Le sacrifice d’Abraham (Gn 22) est une des lectures de la
vigile pascale. En quoi est-il prophétie de la résurrection ? En quoi,
plus que bien d’autres textes, s’impose-t-il comme moment-clef de l’histoire du
salut, au même titre que le récit de la création et celui de passage de la
mer ?
Avec la résurrection de Jésus nous assistons à la conversion
de Dieu et le sacrifice d’Abraham offre un récit particulièrement clair de
cette conversion. Oui, j’ai bien dit. La résurrection de Jésus est la
conversion de Dieu. Plusieurs fois dans les Ecritures, Dieu se repend et se
convertit. La première fois où cela est dit, je crois, c’est avec Noé :
« Jamais plus je ne maudirai le sol à cause de l’homme : le cœur de
l’homme est enclin au mal dès sa jeunesse, mais jamais plus je ne frapperai
tous les vivants comme je l’ai fait. » L’arc-en-ciel est le signe de cette
alliance de paix avec la descendance noachique, avec l’humanité entière.
Déjà la sentence de mort qui planait sur l’Adam et sa femme,
sur Caïn le meurtrier n’avait pas été exécutée. L’homme est chassé du jardin
des délices, mais il ne meurt pas, il donne naissance, il vit. Et Caïn est
protégé, plus que ne l’a été Abel ! « "Si quelqu’un tue Caïn,
Caïn sera vengé sept fois." Et le Seigneur mit un signe sur Caïn pour le
préserver d’être tué par le premier venu qui le trouverait. »
De nouveau au désert, trahi et méprisé par son peuple, « le
Seigneur renonça au mal qu’il avait voulu faire à son peuple. » On dira
que ce n’est pas Dieu qui se repend, mais l’homme qui convertit sa conception
de Dieu, qui la purifie. Le premier testament en témoigne : « Le
Seigneur est tendresse et pitié, lent à la colère et plein d’amour. » Avec
Jésus l’homme n’est plus celui qui sert Dieu. C’est Dieu qui sert l’homme. « Le
fils de l’homme n’est pas venu pour être servi mais pour servir et donner sa
vie en rançon pour la multitude. » Conversion, changement de Dieu.
Dieu a changé, mais il se pourrait que nous en soyons encore
à l’ancien dieu, archaïque, il se pourrait que nous ne croyions pas encore au
Dieu de Jésus ! La nouvelle de sa résurrection ne nous serait pas encore
parvenue.
C’est pourtant déjà l’histoire d’Abraham, le père, le modèle,
des croyants. Il veut prouver son attachement à Dieu, il veut lui offrir ce
qu’il a de mieux. Evidemment, avec un tel raisonnement, cela ne peut que mal
finir. Offrir ce qui coûte le plus conduit forcément au sacrifice du fils. Qu’aurions-nous
de plus cher ? Or la fidélité, qui est affaire de confiance, ne se prouve
pas ou alors c’est la barbarie. Et nous n’en sommes sortis ni en théologie, ni
dans la relation aux autres. Nous continuons non seulement à sacrifier les
frères (certes plus à nos intérêts qu’à ceux de Dieu, et ce n’en est pas moins barbare !)

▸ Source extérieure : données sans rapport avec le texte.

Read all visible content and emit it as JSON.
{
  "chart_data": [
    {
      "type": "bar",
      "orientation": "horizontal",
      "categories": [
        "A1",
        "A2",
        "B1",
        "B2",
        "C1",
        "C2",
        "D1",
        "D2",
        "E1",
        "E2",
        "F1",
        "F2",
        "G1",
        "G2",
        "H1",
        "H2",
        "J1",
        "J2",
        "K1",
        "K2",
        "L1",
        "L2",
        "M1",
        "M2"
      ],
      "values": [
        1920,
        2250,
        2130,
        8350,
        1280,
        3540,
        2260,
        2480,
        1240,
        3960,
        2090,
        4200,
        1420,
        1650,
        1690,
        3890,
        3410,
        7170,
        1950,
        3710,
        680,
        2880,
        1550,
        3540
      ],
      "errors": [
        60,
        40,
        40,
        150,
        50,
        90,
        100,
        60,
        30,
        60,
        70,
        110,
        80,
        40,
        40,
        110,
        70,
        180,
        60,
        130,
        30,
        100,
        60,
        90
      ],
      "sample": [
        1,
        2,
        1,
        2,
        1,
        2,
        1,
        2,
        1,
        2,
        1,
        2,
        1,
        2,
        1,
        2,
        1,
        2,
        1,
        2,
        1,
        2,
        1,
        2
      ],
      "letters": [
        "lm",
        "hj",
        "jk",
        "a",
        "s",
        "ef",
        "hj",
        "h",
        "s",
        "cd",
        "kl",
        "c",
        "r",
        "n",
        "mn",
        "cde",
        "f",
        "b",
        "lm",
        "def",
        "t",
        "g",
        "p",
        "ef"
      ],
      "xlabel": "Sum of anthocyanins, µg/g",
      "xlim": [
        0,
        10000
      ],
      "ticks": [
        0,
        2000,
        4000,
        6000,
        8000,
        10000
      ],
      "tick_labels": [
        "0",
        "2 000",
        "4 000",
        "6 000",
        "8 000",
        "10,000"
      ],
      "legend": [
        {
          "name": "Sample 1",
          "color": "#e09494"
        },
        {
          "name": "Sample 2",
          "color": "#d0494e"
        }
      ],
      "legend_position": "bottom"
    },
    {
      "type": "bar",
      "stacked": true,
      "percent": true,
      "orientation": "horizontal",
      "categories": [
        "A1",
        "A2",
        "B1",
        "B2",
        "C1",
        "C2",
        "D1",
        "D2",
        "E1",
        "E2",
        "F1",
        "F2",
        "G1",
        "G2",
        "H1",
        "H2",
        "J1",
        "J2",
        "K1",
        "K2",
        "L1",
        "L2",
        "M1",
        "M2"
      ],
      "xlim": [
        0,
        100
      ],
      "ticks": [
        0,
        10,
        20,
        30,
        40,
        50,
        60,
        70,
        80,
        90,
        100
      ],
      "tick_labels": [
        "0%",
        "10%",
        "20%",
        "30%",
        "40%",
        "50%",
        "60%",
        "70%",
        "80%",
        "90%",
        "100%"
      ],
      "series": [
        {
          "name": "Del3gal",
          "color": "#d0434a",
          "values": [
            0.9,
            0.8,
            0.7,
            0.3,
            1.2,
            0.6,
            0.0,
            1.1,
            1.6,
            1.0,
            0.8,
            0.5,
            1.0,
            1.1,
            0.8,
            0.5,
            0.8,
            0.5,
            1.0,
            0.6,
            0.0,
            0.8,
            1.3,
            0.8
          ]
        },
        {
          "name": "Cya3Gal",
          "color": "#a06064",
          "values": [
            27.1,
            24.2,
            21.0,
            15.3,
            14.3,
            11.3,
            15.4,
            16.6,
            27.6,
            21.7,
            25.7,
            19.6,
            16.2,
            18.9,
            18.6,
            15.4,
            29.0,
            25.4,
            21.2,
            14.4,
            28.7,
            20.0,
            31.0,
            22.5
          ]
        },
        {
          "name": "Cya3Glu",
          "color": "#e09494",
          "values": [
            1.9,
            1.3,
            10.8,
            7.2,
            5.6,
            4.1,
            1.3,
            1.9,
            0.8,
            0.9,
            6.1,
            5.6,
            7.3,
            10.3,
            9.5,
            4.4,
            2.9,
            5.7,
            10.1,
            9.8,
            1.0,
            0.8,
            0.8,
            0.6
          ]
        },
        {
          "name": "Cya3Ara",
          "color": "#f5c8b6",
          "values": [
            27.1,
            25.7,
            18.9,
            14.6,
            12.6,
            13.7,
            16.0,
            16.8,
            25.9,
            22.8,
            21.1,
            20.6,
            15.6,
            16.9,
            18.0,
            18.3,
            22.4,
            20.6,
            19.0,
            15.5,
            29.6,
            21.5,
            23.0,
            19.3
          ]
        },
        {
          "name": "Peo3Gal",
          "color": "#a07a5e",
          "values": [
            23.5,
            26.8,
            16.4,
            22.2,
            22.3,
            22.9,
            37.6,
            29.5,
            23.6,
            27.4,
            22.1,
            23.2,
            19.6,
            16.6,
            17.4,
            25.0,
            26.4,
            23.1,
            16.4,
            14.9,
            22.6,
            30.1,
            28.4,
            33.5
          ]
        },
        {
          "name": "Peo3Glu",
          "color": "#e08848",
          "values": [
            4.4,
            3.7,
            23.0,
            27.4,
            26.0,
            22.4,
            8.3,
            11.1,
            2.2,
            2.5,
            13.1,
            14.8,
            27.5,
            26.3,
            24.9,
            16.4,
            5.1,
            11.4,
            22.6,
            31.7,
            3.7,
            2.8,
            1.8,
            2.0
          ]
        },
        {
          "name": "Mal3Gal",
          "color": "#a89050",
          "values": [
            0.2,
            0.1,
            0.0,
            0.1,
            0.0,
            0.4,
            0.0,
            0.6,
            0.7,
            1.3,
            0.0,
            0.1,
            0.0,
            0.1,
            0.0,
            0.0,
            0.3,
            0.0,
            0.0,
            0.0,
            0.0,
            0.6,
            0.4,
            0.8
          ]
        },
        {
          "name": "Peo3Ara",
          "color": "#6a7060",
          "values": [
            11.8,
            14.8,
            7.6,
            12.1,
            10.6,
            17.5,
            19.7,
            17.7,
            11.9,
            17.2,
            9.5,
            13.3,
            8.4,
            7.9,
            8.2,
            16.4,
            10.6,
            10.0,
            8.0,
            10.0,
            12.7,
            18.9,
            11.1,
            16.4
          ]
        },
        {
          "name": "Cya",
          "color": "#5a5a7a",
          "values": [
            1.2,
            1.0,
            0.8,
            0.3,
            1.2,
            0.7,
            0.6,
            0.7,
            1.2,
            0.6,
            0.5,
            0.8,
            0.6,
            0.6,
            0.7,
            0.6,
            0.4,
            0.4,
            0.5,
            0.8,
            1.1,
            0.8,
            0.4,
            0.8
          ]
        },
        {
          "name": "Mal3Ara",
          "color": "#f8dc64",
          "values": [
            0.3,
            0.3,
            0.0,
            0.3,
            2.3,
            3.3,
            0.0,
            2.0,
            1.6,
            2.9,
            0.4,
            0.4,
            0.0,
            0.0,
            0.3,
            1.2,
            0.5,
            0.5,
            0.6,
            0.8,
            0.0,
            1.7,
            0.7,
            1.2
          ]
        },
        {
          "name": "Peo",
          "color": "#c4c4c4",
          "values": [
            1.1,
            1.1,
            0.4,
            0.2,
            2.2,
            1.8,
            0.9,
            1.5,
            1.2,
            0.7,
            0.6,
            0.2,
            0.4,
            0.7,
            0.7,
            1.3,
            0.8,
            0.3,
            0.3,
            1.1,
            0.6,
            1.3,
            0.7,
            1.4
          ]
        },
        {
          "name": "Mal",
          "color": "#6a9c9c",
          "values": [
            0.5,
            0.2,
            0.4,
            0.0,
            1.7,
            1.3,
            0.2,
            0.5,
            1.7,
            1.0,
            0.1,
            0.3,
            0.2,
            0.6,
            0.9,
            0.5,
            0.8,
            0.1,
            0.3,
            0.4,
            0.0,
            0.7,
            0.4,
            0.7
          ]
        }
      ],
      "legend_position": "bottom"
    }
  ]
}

mais à penser que Dieu réclame de nous des preuves, des épreuves, quelque chose
de contraignant, quelque chose qui coûte.
Ne pourrions-nous pas aimer Dieu seulement pour le
plaisir ? Cela dévaloriserait-il notre amour, notre foi ? Ne
pourrions-nous croire en Dieu seulement pour Dieu, sans autre raison que lui,
et nous, et nous avec lui ? Pourquoi faudrait-il en baver pour que ce soit
beau et vrai ? C’est quoi cet imaginaire bourrin ? Pas celui du Dieu
de tendresse et d’amour.
Mais un bélier qui s’est pris les cornes dans les buissons
de nos fantasmes de violence rappelle au vieux père que son jeune fils n’est
pas un agneau que l’on abat pour apaiser sa conscience devant Dieu. S’il faut
une victime, Dieu s’en charge, « Dieu pourvoit » comme dit le texte.
Ce sera une vieille carcasse de bélier qui ne sert plus à rien. Voyez en quelle
estime Dieu tient les sacrifices ! Si Dieu offre un fils, c’est pour la
vie, et Abraham reçoit de nouveau le fils de la promesse. Si Dieu offre un
agneau, ce sera lui-même, donné pour la vie du monde. Dieu pourvoit, Dieu ne
cesse de se donner. Voici l’agneau de Dieu.
Ce n’est pas à toi, vieil homme d’offrir quoique ce soit à
Dieu. Dieu donne, Dieu se donne. Ouvre les mains, mendie de lui sa générosité.
Dieu donne, Dieu sert, Dieu veut ta vie, pas la mort. Voilà la résurrection.